Los médicos le habían dicho a Eliana García que su primer hijo tendría que nacer por cesárea. Pero cuando las contracciones llegaron en medio del caos del peor terremoto que ha vivido Venezuela en décadas, no hubo quirófano, ni hospital, ni siquiera agua. Solo un campo de béisbol, una sábana, unas tijeras de uñas y la desesperación convertida en acto heroico. García, embarazada de 38 semanas, corrió a ese campo de béisbol en La Guaira la tarde del 24 de junio, cuando los dos potentes sismos de magnitud 7,2 y 7,5 derrumbaban edificios a su alrededor como un pesado dominó. Junto a decenas de personas que huían de las calles, la joven de 19 años sintió un líquido escurriéndose entre sus piernas. La cesárea estaba programada para una semana después.
«Sentía como ganas de hacer pipí. Pero pujaba y pujaba y como no salía nada entendí que el bebé venía», le dijo García a la AFP desde el refugio donde ahora vive con su familia.
La acostaron sobre la única sábana que habían logrado sacar en medio de la estampida. Era la madrugada del 25 de junio.
Con información de Diario Las Américas
Sin agua, sin luz, sin guantes
A oscuras y descalza, su cuñada Julia Di Giuseppe salió en busca de ayuda por una ciudad que era un hervidero de gritos, llantos y socorristas escalando ruinas. Nadie atendió sus súplicas. Al regresar al campo de béisbol, el parto ya había comenzado.
«Ahí le rogué a una paramédica que estaba buscando a sus familiares entre las ruinas, y ella, pues, se puso a ayudar», contó Di Giuseppe.
Sin agua ni guantes, apenas con alcohol en gel, la paramédica asistió el parto alumbrada por las linternas de los teléfonos que aún tenían batería. García empujó rodeada de decenas de desconocidos que olvidaron por unos segundos sus propios dramas, entre las réplicas del doble sismo.
El bebé, varón para sorpresa de la familia que esperaba una niña, nació pero no lloró.
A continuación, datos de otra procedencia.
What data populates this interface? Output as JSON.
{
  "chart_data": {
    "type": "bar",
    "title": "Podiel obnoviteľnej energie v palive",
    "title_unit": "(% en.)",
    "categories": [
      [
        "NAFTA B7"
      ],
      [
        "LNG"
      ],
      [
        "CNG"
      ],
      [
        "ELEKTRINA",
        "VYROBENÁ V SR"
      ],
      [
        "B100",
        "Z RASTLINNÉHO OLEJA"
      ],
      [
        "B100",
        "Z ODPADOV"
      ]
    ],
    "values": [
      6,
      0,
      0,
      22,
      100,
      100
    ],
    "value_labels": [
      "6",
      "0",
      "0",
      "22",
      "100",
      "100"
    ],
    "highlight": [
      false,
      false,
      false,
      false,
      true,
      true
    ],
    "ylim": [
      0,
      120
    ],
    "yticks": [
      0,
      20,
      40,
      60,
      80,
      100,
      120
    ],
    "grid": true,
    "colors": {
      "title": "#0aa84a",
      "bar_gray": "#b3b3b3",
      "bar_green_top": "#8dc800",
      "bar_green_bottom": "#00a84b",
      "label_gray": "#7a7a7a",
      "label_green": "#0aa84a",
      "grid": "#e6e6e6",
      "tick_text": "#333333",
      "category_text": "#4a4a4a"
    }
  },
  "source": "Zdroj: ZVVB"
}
Una salva de aplausos lo hizo llorar, o al menos así lo recuerda Di Giuseppe.
Para cortar el cordón umbilical no había instrumental médico. La gente se quitó las colitas del cabello, lo amarraron en dos extremos con alcohol y lo cortaron con unas tijeras de uñas. García no recuerda nada más a partir de ese momento.
Sus familiares la cargaron en brazos, luego en una carreta motorizada y finalmente en una ambulancia que la dejó en un hospital público. Los médicos la atendieron, pero no había vacunas para inmunizar al recién nacido.
El nombre que eligió por su hermana
Toda la familia fue reubicada en un colegio público que sirve como refugio en La Guaira, la región costera más devastada por el doble sismo que ya acumula más de 3.600 muertos según cifras oficiales.
Di Giuseppe rompe en llanto al ver al bebé mientras su madre lo amamanta. «Lo salvamos a él, pero perdimos a nuestras dos sobrinas».
Las niñas, de 14 y 11 años, fueron encontradas entre los escombros del edificio donde vivían. Desfiguradas por toneladas de concreto, su padre las reconoció apenas por la pulsera plateada que la mayor llevaba en el brazo. La madre de las pequeñas, hermana de García, y un sobrino permanecen desaparecidos.
Eliana García ya tenía pensado el nombre de quien creía sería su primera hija. Si nacía varón, pensaba llamarlo Daniel Eduardo. Pero su hermana siempre le había sugerido otro nombre.
«Así que por ella decidí llamarlo Gael Jesús. Es mi forma de tenerla aquí», sollozó la joven.